Bulls continue to fight off the financial matador
Sunday the 8th of July. A nation crowds around their TVs to take in the first Wimbledon men’s final to include a Brit in 74 years, petrolheads turn their attention to Silverstone for the British Grand Prix and 10, 132 Bradford Bulls fans (plus a smattering of masochistic London Broncos supporters) at Odsal make up the highest attendance of the five Super League fixtures being fulfilled on the day.
Updates from Andy Murray’s doomed efforts against a resurgent Roger Federer were announced over the tannoy system at regular intervals and Internet connections were tested to their limit as spectators moved to ensure that they could deliver news from the Wimbledon final before anyone else. A cluster of supporters sat nearby berated Karl Pryce for his perceived laziness in the Bradford ranks with remarks ranging from the outrageous (“I’ve got more talent in my little toe than he’s got”) to the sensible (“The players don’t want to pass it to him”) to the personal (“You’re useless, Pryce!”). And the Bulls romped to an impressive 44-12 win over bottom side, London Broncos, to take them up to sixth in the Super League table.
To the uninitiated, it would appear that everything is rosy at Odsal but tell-tale signs that something is afoot in Bradford littered the scene of one of rugby league’s most atmospheric venues. Notices declaring the club would only accept cash met arrivals to the stadium, programme stands were left unmanned and bereft of stock, and the stadium announcer bid an emotional farewell to the fans at half-time. Following the game, all the players and coaching staff did a lap of honour, heartily applauding their loyal fans with head coach, Mick Potter, nearly turning on the waterworks a few hours before a Scot in SW19 had his very own ‘Gazza’s tears’ moment.
At times during the afternoon, a large grey cloud threatened to turn the ‘Bradford Bowl’ into a swamp but, somehow, the rain didn’t come and this state of affairs could be easily used as a metaphor for the impending doom facing the Bulls. For months, the Yorkshire club had been struggling to stay financially solvent and only last week they fell into administration. One of the first cost-cutting measures made by the administrators was to sack the entire coaching staff, including Potter, and the possibility of the club folding or dropping out of Super League looked certain. But, after discussions with the RFL, Bradford have been told that they will play out their remaining fixtures until the end of the season.

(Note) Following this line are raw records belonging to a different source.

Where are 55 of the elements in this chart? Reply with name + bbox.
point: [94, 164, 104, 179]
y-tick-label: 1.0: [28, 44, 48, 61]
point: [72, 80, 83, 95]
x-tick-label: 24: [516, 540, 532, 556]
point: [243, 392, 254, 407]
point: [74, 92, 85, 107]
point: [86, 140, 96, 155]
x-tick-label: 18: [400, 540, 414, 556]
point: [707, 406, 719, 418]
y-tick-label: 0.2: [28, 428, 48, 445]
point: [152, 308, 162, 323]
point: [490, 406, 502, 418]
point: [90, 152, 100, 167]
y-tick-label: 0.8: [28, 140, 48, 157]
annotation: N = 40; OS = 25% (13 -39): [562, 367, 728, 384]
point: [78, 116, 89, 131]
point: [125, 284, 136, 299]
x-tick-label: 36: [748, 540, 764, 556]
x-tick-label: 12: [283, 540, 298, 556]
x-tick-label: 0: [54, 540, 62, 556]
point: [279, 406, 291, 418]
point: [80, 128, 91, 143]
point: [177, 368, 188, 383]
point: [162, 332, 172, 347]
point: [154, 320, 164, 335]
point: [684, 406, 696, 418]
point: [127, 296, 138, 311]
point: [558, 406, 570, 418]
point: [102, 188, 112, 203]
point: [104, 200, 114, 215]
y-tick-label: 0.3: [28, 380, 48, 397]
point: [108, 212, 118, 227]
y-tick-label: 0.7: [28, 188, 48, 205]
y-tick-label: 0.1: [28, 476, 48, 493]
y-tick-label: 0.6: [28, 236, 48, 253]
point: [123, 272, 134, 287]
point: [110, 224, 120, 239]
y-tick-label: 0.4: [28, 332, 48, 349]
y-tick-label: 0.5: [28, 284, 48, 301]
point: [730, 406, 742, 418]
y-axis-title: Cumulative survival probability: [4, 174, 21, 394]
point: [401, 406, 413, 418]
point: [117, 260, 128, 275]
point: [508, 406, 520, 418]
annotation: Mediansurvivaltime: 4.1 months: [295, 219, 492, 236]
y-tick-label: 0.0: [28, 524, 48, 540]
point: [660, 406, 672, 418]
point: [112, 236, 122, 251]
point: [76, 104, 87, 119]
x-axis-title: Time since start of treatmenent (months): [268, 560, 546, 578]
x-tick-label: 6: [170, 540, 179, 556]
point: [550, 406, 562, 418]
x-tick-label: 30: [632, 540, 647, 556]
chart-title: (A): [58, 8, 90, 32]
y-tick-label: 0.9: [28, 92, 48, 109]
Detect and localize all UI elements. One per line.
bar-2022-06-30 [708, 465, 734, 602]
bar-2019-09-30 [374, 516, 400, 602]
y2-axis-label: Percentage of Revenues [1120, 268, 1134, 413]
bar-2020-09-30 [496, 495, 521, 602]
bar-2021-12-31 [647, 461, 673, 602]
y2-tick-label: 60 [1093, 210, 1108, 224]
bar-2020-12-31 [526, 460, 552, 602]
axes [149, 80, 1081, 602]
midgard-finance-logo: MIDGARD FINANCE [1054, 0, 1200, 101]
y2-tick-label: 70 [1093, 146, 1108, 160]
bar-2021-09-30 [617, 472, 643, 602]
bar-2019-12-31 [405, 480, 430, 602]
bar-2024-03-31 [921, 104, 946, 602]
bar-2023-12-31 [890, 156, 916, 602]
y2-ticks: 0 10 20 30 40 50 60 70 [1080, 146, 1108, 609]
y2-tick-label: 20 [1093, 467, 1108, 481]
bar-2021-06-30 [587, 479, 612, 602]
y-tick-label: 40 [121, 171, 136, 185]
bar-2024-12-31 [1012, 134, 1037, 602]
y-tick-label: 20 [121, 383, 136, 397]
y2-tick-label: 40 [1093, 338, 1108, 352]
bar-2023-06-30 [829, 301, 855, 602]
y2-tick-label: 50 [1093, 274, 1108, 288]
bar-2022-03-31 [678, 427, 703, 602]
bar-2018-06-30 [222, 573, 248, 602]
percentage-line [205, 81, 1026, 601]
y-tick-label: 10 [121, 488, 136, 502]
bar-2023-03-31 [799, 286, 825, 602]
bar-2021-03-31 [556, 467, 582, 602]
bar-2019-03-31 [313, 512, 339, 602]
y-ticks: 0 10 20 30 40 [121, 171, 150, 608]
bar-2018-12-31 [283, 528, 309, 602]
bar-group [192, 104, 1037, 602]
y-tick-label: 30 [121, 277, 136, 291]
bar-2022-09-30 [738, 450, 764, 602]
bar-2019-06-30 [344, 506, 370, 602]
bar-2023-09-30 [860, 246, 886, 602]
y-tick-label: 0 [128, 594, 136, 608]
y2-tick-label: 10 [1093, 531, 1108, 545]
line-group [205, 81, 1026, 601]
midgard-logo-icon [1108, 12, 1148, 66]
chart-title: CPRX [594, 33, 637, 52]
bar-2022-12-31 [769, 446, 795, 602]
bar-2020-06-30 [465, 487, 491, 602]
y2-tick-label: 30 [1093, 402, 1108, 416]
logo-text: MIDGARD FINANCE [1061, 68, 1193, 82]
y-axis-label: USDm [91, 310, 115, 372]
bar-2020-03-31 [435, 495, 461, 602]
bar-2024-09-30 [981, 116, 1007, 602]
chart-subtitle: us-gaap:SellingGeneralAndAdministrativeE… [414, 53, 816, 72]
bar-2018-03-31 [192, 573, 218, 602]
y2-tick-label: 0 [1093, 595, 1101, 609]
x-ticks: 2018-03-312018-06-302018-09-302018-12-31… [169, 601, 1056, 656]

Chaos reigns and the Bulls are still expected to be handed a points deduction yet the fans have six games left to savour before a decision is made on the club’s future.
Despite having no money the Bulls are dancing to the red flag of existence being brandished by their penniless matador. The RFL have yet to step into the ring and deliver the fatal blow but, for now, Bradford fans are just happy to watch the charade play out in their amphitheatre-like surroundings. And the Bulls are putting up a remarkable fight. Potter moved to step into the breach that was left by his removal by returning to his role unpaid and the players have given their all to maintain a Play-Off push that is likely to be taken away from them due to circumstances out of their control.
The devotion of the club’s fans was there for all to see yesterday and Bradford Bulls responded with an excellent team performance that belied the state of their current crisis. Brett Kearney ran in four tries, Luke Gale pulled the strings, Shaun Ainscough utilised a seemingly-endless supply of energy and Ben Jeffries and Tom Burgess powerfully drove the team forward from the back. With the possible exception of the aforementioned Pryce, everyone made notable contributions on an almost-perfect 80-minute display and restored some pride into a wounded home support.
There are rumours of further announcements to be made about the state of the club on Tuesday but, for now, there are no desperate pleas and the Bulls fans are behaving commendably as they carry on making the endeavours of the dedicated playing staff worthwhile. Bradford supporters will follow their team wherever they go because they know it is the efforts of the coaches and players wearing the shirt that really matter. Super League would be worse off without the presence of the Bulls but, whatever decision the RFL come to, it is hoped that, for once, the long-term future of the club is catered for with the loyal fans in mind.